Radiant’s end of the bargain
The deal is also expected to accelerate Radiant’s international growth, which up until now, accounts for 16 percent of the company’s revenue. Nuti noted that these market estimates did not include China, Latin America or India. “NCR is strong and well-established in these geographies, and we have inroads to many potential customers. While our customer sets are complementary, I would add that this is really in our sweet spot. We know how to deal and work with these customers. We know how to market to them, manufacture their solutions, service their equipment, and so on.

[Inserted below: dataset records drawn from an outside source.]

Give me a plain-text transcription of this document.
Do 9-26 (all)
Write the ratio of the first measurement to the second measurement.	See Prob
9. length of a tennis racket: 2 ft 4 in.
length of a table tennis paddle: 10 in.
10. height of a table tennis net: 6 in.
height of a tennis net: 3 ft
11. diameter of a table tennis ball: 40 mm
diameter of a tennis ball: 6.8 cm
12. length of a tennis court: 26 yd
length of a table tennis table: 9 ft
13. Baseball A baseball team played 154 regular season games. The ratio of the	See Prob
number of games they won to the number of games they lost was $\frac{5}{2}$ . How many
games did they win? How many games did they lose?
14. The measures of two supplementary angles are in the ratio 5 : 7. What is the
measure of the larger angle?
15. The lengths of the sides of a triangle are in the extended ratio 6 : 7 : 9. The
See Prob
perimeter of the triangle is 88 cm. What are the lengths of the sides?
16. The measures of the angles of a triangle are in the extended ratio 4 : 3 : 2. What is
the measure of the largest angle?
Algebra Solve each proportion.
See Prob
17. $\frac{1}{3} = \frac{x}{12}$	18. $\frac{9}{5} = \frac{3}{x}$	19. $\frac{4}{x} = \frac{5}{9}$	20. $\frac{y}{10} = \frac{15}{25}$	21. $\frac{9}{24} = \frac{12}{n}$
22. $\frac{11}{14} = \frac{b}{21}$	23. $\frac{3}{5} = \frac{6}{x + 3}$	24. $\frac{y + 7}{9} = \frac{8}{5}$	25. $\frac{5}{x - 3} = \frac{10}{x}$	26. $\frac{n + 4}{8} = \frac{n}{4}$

All of which speaks to the ease of integration on the customer side, as we leverage the growth opportunities going forward.”
 
The bottom line for the end-user
Combined, the two companies will be positioned to offer customers an enhanced portfolio of point-of-sale and multichannel self-service solutions with a best-in-class global customer service organization, said Nuti. The company expects to see integration opportunities worked out as the solution portfolios are integrated across the two companies. At this point though, it is unclear what some of those planned technology bundlings may be.
 
Lastly, NCR is strengthening its expertise by bringing in a wealth of talent. “There are many former NCR people already at Radiant,” said Alexander. ‘We think that they will find that it’s not the old NCR.”